Oct '09
15

I’ve been working a lot on adding useful macros to InScopeLib.

A while back I saw a cool color macro that converted 0-255 color values to 0-1, which is what is used in Cocoa. I was for the iPhone so used UIColor. I finally got around to writing my own and wanted to make the macro work on both the iPhone and the Mac. After some Googling I found all the pieces I needed!

#import "TargetConditionals.h"

#define TARGET_IPHONE (TARGET_IPHONE_SIMULATOR || TARGET_OS_IPHONE)

#if TARGET_IPHONE
#define RGB_COLOR(r, g, b) [UIColor colorWithRed:r/255.0 green:g/255.0 blue:b/255.0 alpha:1.0]
#define RGBA_COLOR(r, g, b, a) [UIColor colorWithRed:r/255.0 green:g/255.0 blue:b/255.0 alpha:a/255.0]
#else
#define RGB_COLOR(r, g, b) [NSColor colorWithCalibratedRed:r/255.0 green:g/255.0 blue:b/255.0 alpha:1.0]
#define RGBA_COLOR(r, g, b, a) [NSColor colorWithCalibratedRed:r/255.0 green:g/255.0 blue:b/255.0 alpha:a/255.0]
#endif

#import “TargetConditionals.h”
TARGET_IPHONE_SIMULATOR and TARGET_OS_IPHONE are defined in #import “TargetConditionals.h”, which will only exist on Apple platforms so if you wanted to be safe you could call it like this:

#ifdef __APPLE__
  #import "TargetConditionals.h"
#endif

But this macro is all objective-c so I decided to leave this safety net out, if these macros are used on an non-apple platform there will be more problems then just not being able to find the header :)

#define TARGET_IPHONE (TARGET_IPHONE_SIMULATOR || TARGET_OS_IPHONE)
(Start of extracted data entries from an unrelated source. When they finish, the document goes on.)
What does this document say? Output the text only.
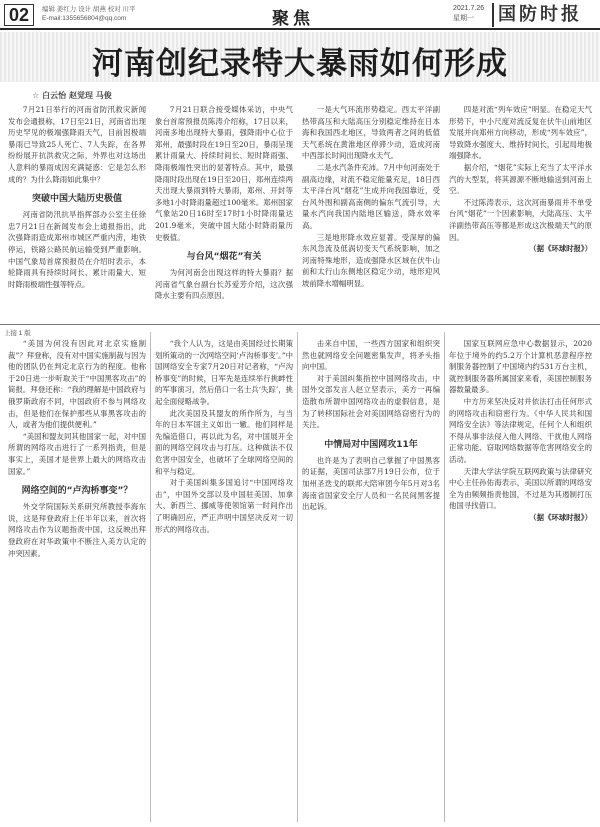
02	编辑 姜红力 设计 胡燕 校对 川平
E-mail:1355656804@qq.com	聚焦
2021.7.26
星期一	国防时报
河南创纪录特大暴雨如何形成
☆ 白云怡 赵觉珵 马俊

7月21日举行的河南省防汛救灾新闻发布会通报称，17日至21日，河南省出现历史罕见的极端强降雨天气，目前因极端暴雨已导致25人死亡、7人失踪，在各界纷纷展开抗洪救灾之际，外界也对这场出人意料的暴雨成因充满疑惑：它是怎么形成的？为什么降雨如此集中？

突破中国大陆历史极值

河南省防汛抗旱指挥部办公室主任徐忠7月21日在新闻发布会上通报指出，此次强降雨造成郑州市城区严重内涝，地铁停运，铁路公路民航运输受到严重影响。中国气象局首席预报员在介绍时表示，本轮降雨具有持续时间长、累计雨量大、短时降雨极端性强等特点。

7月21日联合接受媒体采访，中央气象台首席预报员陈涛介绍称，17日以来，河南多地出现特大暴雨，强降雨中心位于郑州，最强时段在19日至20日，暴雨呈现累计雨量大、持续时间长、短时降雨强、降雨极端性突出的显著特点。其中，最强降雨时段出现在19日至20日，郑州连续两天出现大暴雨到特大暴雨，郑州、开封等多地1小时降雨量超过100毫米。郑州国家气象站20日16时至17时1小时降雨量达201.9毫米，突破中国大陆小时降雨量历史极值。

与台风“烟花”有关

为何河南会出现这样的特大暴雨？据河南省气象台副台长苏爱芳介绍，这次强降水主要有四点原因。

一是大气环流形势稳定。西太平洋副热带高压和大陆高压分别稳定维持在日本海和我国西北地区，导致两者之间的低值天气系统在黄淮地区停滞少动，造成河南中西部长时间出现降水天气。

二是水汽条件充沛。7月中旬河南处于副高边缘，对流不稳定能量充足，18日西太平洋台风“烟花”生成并向我国靠近，受台风外围和副高南侧的偏东气流引导，大量水汽向我国内陆地区输送，降水效率高。

三是地形降水效应显著。受深厚的偏东风急流及低涡切变天气系统影响，加之河南特殊地形，造成强降水区域在伏牛山前和太行山东侧地区稳定少动，地形迎风坡前降水增幅明显。

四是对流“列车效应”明显。在稳定天气形势下，中小尺度对流反复在伏牛山前地区发展并向郑州方向移动，形成“列车效应”，导致降水强度大、维持时间长，引起局地极端强降水。

据介绍，“烟花”实际上充当了太平洋水汽的大型泵，将其源源不断地输送到河南上空。

不过陈涛表示，这次河南暴雨并不单受台风“烟花”一个因素影响，大陆高压、太平洋副热带高压等都是形成这次极端天气的原因。

（据《环球时报》）

上接 1 版

“美国为何没有因此对北京实施制裁”？拜登称，没有对中国实施制裁与因为他的团队仍在判定北京行为的程度。他称于20日进一步听取关于“中国黑客攻击”的简报。拜登还称：“我的理解是中国政府与俄罗斯政府不同，中国政府不参与网络攻击，但是他们在保护那些从事黑客攻击的人，或者为他们提供便利。”

“美国和盟友同其他国家一起，对中国所谓的网络攻击进行了一系列指责，但是事实上，美国才是世界上最大的网络攻击国家。”

网络空间的“卢沟桥事变”？

外交学院国际关系研究所教授李海东说，这是拜登政府上任半年以来，首次将网络攻击作为议题指责中国，这反映出拜登政府在对华政策中不断注入美方认定的冲突因素。

“我个人认为，这是由美国经过长期策划所策动的一次网络空间‘卢沟桥事变’。”中国网络安全专家7月20日对记者称，“卢沟桥事变”的时候，日军先是连续举行挑衅性的军事演习，然后借口一名士兵‘失踪’，挑起全面侵略战争。

此次美国及其盟友的所作所为，与当年的日本军国主义如出一辙。他们同样是先编造借口，再以此为名，对中国展开全面的网络空间攻击与打压。这种做法不仅危害中国安全，也破坏了全球网络空间的和平与稳定。

对于美国纠集多国追讨“中国网络攻击”，中国外交部以及中国驻美国、加拿大、新西兰、挪威等使领馆第一时间作出了明确回应，严正声明中国坚决反对一切形式的网络攻击。

击来自中国，一些西方国家和组织突然也就网络安全问题密集发声，将矛头指向中国。

对于美国纠集指控中国网络攻击，中国外交部发言人赵立坚表示，美方一再编造散布所谓中国网络攻击的虚假信息，是为了转移国际社会对美国网络窃密行为的关注。

中情局对中国网攻11年

也许是为了表明自己掌握了中国黑客的证据，美国司法部7月19日公布，位于加州圣迭戈的联邦大陪审团今年5月对3名海南省国家安全厅人员和一名民间黑客提出起诉。

国家互联网应急中心数据显示，2020年位于境外的约5.2万个计算机恶意程序控制服务器控制了中国境内约531万台主机，就控制服务器所属国家来看，美国控制服务器数量最多。

中方历来坚决反对并依法打击任何形式的网络攻击和窃密行为。《中华人民共和国网络安全法》等法律规定，任何个人和组织不得从事非法侵入他人网络、干扰他人网络正常功能、窃取网络数据等危害网络安全的活动。

天津大学法学院互联网政策与法律研究中心主任孙佑海表示，美国以所谓的网络安全为由频频指责他国，不过是为其遏制打压他国寻找借口。

（据《环球时报》）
  • TARGET_IPHONE_SIMULATOR: True if we are building for the simulator
  • TARGET_OS_IPHONE: True if we are building for the device

For this macro, and others, I only care if we are compiling for the iPhone. So if we are compiling for the simulator or device set TARGET_IPHONE to true.

#if TARGET_IPHONE

If this variable is true we are compiling for the iPhone, as described above.

UIColor vs NSColor

Besides the class names being different the methods are different too. UIColor uses colorWithRed:green:blue:alpha: and NSColor uses colorWithCalibratedRed:green:blue:alpha:.

RGB_COLOR & RGBA_COLOR

RGB_Color and RGBA_Color do basically the same thing, except RGBA_Color accepts an alpha value and RGB_Color always uses an alpha value of 1.

And there you have it…

An rgb color macro that will take 0-255 values, and work on the iPhone and mac!